The United Federation of Teachers held borough-wide phone meetings for chapter leaders Friday and Monday, but without offering detailed plans on how to execute a strike, said Jia Lee, a chapter leader and special education teacher in Manhattan.

Instead, these massive phone conferences among 400-500 chapter leaders focused on rousing people to be "mentally prepared" for a strike, according to Lee, who is also a member of the activist MORE caucus within the union.

"We need to talk to our members, talk about the potential for a big action," Lee said.

New York’s Taylor Law makes it illegal for public sector employees to strike, with penalties including loss of pay and even potentially jail time for union leaders.

The MORE caucus of the teacher’s union is rallying its membership by laying out the historical context of benefits won through striking: “However, our union’s strength was built by illegal strikes,” according to a message posted on its website. “The UFT went on strike in 1960, 1962, 1967, 1968, and 1975. All of those strikes were illegal and many of them helped us win the strong contractual protections we have today.”

Dick Riley of the UFT said there have been no updates beyond what union president Michael Mulgrew said last week when he first raised the possibility of strikes. “If we feel that a school is not safe, we are prepared to go to court and to take a job action,” Mulgrew said last week.

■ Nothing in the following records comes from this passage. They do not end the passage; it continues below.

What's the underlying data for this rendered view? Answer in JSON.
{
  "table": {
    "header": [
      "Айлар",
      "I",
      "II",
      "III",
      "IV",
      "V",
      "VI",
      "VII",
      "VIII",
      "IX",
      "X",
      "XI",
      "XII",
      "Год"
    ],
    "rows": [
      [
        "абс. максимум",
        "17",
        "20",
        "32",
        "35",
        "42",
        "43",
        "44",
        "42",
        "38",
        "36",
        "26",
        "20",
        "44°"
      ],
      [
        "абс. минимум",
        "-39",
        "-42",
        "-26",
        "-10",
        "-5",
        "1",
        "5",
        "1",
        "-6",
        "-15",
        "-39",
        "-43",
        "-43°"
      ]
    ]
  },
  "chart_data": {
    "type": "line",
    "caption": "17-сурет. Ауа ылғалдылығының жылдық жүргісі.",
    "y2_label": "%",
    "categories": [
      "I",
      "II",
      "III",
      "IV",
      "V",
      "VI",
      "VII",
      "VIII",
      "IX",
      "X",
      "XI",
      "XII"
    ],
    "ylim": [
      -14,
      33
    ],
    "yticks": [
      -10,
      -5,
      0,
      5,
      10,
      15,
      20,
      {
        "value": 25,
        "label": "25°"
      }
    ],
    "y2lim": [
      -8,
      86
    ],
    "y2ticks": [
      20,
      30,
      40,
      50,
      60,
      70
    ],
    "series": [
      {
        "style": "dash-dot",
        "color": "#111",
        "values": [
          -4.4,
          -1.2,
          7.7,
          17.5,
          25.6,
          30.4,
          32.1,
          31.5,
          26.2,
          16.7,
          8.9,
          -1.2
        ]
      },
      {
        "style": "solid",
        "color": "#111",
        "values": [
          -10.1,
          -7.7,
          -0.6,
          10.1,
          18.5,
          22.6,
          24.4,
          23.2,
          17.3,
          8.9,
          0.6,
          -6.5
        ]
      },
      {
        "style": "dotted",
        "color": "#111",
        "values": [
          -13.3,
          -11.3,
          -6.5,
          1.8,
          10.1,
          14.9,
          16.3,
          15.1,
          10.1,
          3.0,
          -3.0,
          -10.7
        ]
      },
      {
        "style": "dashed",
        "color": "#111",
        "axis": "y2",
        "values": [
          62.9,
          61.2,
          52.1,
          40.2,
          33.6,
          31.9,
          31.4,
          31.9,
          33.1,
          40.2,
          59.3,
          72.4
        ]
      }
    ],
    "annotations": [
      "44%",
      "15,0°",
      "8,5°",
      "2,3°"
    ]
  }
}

The union is asking the city to delay school reopening — which is tentatively scheduled for September 10th, though no official first day of school has been announced — and to agree to requests such as mandatory testing for all students, teachers and staff who would be in school buildings under Mayor Bill de Blasio’s blended learning plan.

On Wednesday, de Blasio said the union actually opposed mandatory testing until reversing course last week. “Honestly, it was not something the union was looking for or was comfortable with for quite a while,” de Blasio said in his press briefing. “So we’re going to continue in dialogue with them about the best way to keep everyone safe and we’re moving forward.”

Chalkbeat pointed out that the mere mention of teacher strikes has been enough to prod other districts into changing their plans: “But just discussing a strike or mobilizing teachers in other ways can be powerful: In other cities, union concerns have prompted districts to reconsider their in-person learning plans.”

Lee said MORE are advocating for strike demands to include more funding for schools from the state and calling for Governor Andrew Cuomo to implement the Billionaire's Tax and Worker Bailout Fund to help struggling schools. "We are already under-resourced. There are revenues we can tap into,” Lee said, adding their goal this week is to field questions at their buildings, like how striking could affect untenured teachers under the Taylor Law, pensions, and the logistics of striking during a pandemic.

Another teacher in an elementary school in south Brooklyn, who didn’t want to be identified because she is not authorized to speak to the media, said the UFT’s lack of recent activist experience leads her to believe the union is using the strike as a pressure tactic.

“What me and some other organizers are doing is trying to start to talk to our colleagues, trying to surface the questions, trying to look at other cities, what they've done to successfully bring parents and community members and teachers together,” she said. “We have very little time and these movements take years, so we're kind of figuring it out as we go.”

“We haven't had a strike in decades, and the current UFT management is certainly not an activist union and there hasn't been a lot of involvement in rank and file members,” the Brooklyn teacher added. “There are certainly people who are not activated, so maybe this is part of the campaign to get the rest of the city to understand.”